The pro-growth lobby, which is alarmed over quarterly growth slipping to a nine-year low of 5.3 percent for the March quarter, wants the RBI to slash interest rate to prop-up growth.

In its last review of June 16, the RBI had refrained to cut policy rate despite hard lobbying by industry to ease policy rate.

RBI also said that the growth in the current fiscal is likely to be below the reduced potential of 7.5 percent because of "global headwinds, inflation and policy uncertainty".

RBI noted that monetary and liquidity conditions have eased and are not significantly impinging on growth.

"A 0.50 percent repo rate cut, following a 1.25 percent CRR (Cash Reserve Ratio) reduction, coupled with active open market operation purchases have significantly eased monetary and liquidity conditions during 2012-13 so far," it said.

Interestingly, policy uncertainty, a favourite phrase with the corporates and investor class, also found favour with the RBI for the first time.

"Revival of investor confidence would need to be supported by addressing concerns over policy stasis, while putting in place complimentary actions that address macro-economic weaknesses," the RBI report said.

A study of professional forecasters done by RBI revealed that growth will slip to 6.5 percent for the fiscal against RBI's projection of 7.3 percent. For inflation, forecasters upped their expectations to 7.3 percent from the earlier 6.9 percent by fiscal-end.

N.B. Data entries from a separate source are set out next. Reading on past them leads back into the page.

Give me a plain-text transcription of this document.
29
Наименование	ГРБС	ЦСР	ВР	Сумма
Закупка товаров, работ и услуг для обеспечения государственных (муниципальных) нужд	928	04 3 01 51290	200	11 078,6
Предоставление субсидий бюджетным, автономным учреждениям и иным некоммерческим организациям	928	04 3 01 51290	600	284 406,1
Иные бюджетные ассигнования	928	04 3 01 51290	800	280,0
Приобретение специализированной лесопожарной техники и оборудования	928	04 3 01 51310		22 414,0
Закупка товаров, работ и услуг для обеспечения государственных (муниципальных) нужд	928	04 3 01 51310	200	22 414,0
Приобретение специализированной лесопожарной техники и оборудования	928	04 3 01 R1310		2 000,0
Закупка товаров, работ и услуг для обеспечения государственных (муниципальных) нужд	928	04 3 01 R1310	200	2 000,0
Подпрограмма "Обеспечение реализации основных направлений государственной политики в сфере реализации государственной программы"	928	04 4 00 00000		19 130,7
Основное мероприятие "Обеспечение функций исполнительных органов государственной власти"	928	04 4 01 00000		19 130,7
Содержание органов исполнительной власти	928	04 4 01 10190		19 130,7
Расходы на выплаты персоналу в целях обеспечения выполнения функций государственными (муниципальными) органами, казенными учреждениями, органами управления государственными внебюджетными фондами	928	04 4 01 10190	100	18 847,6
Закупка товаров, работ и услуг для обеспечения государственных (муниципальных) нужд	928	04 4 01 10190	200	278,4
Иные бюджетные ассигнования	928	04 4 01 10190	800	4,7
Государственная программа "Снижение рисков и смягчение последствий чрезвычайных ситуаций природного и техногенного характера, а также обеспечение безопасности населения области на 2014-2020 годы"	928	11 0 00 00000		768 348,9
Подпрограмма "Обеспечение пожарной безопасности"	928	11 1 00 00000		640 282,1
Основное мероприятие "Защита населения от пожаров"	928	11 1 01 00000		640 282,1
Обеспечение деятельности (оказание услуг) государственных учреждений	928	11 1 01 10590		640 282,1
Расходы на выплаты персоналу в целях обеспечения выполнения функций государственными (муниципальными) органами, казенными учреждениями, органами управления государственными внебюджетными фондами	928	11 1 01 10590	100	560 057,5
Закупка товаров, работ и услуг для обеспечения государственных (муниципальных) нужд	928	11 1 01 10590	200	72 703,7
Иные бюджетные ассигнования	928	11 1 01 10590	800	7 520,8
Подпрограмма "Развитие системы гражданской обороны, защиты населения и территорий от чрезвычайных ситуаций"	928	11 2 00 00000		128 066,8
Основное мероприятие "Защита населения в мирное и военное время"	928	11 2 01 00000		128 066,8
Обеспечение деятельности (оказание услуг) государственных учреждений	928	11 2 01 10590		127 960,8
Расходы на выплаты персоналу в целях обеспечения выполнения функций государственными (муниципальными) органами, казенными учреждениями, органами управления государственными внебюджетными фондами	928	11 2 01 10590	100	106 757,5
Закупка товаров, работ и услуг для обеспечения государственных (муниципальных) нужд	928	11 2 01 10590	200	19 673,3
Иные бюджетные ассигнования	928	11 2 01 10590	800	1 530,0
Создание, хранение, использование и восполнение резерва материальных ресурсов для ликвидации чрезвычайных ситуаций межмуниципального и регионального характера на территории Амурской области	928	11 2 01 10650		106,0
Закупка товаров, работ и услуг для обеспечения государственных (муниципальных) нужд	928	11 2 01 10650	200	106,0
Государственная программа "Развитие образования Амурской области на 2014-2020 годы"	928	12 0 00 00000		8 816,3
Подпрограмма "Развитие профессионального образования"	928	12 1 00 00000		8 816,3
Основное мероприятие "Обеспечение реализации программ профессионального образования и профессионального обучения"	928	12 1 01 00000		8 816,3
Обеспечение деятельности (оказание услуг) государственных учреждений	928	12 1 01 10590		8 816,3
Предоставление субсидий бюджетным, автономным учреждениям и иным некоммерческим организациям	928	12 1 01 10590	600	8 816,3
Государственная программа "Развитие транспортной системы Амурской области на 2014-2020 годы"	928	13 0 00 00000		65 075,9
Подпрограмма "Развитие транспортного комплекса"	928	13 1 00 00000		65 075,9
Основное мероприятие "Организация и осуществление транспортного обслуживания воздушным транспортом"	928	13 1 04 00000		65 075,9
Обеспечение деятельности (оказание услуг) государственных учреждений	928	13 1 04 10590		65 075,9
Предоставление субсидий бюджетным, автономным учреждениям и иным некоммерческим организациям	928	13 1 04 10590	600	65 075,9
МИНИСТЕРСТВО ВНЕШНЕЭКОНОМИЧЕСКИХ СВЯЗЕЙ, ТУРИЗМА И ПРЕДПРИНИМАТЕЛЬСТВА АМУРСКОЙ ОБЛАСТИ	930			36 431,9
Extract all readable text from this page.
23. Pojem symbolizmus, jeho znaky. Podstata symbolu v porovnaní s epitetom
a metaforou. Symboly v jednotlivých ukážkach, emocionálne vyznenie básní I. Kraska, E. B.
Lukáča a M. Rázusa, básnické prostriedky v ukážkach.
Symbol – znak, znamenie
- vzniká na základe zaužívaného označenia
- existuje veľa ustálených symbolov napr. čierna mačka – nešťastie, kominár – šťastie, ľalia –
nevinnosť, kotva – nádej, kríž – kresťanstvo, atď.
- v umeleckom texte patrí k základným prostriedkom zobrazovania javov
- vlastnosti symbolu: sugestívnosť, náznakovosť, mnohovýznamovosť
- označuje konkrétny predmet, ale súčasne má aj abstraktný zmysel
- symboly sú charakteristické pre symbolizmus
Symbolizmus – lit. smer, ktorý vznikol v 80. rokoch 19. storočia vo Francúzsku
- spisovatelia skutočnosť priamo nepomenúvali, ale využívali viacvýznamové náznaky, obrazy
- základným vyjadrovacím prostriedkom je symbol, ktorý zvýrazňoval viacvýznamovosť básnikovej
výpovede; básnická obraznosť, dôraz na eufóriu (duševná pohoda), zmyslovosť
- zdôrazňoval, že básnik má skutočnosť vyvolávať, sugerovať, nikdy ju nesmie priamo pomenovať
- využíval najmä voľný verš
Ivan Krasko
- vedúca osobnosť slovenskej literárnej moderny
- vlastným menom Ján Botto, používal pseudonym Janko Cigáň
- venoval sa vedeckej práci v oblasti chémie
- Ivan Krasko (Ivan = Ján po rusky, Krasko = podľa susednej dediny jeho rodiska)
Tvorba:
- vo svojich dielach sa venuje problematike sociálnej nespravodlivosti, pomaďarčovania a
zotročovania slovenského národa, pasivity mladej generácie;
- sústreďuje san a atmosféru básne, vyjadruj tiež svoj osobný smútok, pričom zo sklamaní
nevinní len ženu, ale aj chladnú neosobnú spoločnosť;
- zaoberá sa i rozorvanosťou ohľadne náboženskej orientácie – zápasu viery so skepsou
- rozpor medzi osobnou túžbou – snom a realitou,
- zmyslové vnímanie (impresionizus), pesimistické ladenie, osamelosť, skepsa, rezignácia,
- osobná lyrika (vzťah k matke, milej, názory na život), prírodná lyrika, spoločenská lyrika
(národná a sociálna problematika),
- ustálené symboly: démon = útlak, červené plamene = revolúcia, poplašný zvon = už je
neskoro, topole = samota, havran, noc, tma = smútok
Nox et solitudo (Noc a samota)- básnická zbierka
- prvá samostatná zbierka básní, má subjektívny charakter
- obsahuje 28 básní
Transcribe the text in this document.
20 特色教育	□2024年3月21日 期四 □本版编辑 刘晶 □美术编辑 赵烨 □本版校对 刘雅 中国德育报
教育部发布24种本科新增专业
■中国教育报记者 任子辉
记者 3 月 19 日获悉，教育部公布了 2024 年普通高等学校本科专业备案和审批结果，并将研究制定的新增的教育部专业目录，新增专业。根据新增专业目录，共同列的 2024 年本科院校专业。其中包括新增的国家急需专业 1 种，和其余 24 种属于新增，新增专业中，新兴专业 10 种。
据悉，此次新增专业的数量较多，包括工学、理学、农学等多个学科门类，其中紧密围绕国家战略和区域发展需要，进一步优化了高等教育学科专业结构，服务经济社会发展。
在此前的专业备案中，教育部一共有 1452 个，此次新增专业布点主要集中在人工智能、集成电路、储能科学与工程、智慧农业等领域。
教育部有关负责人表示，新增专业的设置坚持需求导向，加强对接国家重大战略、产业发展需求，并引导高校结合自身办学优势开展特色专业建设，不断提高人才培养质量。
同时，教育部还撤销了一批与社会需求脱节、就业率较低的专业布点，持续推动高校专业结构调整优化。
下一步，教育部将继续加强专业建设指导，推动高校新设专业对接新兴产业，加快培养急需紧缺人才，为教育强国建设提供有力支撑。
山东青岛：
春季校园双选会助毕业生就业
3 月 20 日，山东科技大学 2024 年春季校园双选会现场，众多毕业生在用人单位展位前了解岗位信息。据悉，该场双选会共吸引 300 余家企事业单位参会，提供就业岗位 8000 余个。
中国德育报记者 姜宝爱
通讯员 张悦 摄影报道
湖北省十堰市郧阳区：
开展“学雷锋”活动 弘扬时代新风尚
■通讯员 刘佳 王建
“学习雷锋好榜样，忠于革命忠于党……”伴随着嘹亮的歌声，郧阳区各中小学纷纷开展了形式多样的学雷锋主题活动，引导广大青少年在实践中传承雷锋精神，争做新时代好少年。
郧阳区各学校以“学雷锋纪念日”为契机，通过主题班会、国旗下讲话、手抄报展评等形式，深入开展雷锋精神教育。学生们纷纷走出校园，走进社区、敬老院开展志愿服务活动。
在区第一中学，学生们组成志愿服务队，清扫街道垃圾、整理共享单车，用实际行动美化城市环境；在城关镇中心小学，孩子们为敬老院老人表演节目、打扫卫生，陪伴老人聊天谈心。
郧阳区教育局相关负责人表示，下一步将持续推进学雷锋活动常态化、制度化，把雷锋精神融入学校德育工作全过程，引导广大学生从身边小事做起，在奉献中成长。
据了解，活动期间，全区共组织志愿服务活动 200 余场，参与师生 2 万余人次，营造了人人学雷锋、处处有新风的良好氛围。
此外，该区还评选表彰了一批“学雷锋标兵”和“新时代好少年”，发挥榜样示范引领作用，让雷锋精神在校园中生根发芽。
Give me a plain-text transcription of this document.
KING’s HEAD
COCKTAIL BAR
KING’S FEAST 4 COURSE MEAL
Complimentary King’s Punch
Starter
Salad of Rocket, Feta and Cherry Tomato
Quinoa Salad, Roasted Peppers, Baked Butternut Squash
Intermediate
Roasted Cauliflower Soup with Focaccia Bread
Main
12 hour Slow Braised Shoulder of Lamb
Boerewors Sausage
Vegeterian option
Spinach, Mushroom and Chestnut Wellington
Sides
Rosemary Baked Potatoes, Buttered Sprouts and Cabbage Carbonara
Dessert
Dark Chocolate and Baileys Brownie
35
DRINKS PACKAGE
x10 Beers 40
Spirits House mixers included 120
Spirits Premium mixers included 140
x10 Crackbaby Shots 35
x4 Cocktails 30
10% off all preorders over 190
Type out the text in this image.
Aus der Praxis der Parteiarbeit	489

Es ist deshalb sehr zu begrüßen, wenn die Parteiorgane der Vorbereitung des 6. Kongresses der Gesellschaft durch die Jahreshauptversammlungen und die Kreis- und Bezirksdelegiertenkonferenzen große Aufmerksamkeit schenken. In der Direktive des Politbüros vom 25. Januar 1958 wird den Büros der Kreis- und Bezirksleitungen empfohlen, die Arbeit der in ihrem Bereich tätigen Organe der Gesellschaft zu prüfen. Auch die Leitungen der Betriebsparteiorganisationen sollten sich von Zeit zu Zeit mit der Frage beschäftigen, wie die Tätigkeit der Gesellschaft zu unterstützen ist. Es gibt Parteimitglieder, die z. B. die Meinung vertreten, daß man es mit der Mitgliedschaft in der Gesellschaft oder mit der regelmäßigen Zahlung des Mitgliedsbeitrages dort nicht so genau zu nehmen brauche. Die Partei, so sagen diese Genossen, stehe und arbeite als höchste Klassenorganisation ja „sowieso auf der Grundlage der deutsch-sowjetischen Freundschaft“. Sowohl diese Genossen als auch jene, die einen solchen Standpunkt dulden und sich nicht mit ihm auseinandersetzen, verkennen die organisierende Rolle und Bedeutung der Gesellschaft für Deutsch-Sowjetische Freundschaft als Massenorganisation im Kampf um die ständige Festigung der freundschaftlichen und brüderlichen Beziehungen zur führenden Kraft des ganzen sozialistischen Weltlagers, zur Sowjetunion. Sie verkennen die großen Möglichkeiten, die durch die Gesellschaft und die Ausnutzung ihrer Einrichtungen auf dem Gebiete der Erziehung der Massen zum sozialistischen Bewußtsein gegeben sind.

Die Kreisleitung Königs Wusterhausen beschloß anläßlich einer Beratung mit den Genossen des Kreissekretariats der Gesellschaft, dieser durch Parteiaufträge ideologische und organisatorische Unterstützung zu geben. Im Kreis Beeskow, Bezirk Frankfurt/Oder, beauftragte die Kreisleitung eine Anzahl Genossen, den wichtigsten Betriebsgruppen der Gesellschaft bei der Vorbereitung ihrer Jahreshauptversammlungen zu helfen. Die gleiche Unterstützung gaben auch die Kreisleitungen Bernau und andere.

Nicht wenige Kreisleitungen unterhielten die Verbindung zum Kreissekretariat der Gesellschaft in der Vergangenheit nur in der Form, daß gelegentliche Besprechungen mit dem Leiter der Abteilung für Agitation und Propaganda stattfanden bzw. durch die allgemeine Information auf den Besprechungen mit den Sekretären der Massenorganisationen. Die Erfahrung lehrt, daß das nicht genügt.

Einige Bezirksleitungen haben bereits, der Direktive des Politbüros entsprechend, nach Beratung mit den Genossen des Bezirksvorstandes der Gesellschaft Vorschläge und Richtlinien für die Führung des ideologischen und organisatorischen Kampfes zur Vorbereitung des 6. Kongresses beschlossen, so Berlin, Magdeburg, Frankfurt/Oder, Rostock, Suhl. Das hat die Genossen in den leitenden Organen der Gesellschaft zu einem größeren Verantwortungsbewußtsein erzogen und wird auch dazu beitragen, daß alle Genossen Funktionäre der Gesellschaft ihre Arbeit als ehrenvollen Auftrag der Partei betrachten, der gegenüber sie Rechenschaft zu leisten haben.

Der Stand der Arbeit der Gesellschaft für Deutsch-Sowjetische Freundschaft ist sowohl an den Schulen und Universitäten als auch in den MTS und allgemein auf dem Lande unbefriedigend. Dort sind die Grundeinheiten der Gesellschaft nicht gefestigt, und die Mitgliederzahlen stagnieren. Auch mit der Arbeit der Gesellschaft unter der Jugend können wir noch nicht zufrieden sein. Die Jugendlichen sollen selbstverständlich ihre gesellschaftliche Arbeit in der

RBI said high prices of protein items, which it cites as the main factor of driving inflation in the last two years of high growth, are unlikely to wear-off even if the growth slips.

For the Centre, RBI said there is an urgent need to control expenditure. "Removing constraints on FDI and improving the investment climate by moving quickly to address bottlenecks in infrastructure space are important," it said.

It also noted that due to fiscal imbalances, the Centre's space for stimulus is limited compared to 2008-09 when the government moved in quickly with stimulus packages.

On the movement of monsoon, RBI said the deficiencies can have an adverse impact on food inflation.

Until July 27, the monsoon was deficient by 21 percent compared with the long period average.

This is likely to impact kharif crops, especially coarse cereals and pulses, RBI said.

"Risks to inflation remain from unsatisfactory monsoon and increases in MSP (Minimum Support Price) even as growth slowdown eases demand pressures," it said.

While core inflationary pressures are currently muted, it said, "a continued rise in real wages may spill over to core inflation," it said.

On the current account deficit (CAD), RBI said softening of global crude oil prices and moderation of gold imports may slightly lower CAD in 2012-13, but risks remain, especially with slowing global growth and trade and low price elasticity of import demand.

With regard to global economy, it said, persistent euro area problems and weakening growth in emerging and developing economies (EDEs) will be a drag on global growth in 2012.

"The deceleration in growth in the BRICS nations, which have so far been drivers of EDEs' growth, has added a new dimension to the global slowdown, making near-term recovery difficult," it said.

"Global financial market stress resurfaced due to the deepening crisis in the euro area, especially in Greece and Spain; the Libor fixing scandal has added to the uncertainty," it added.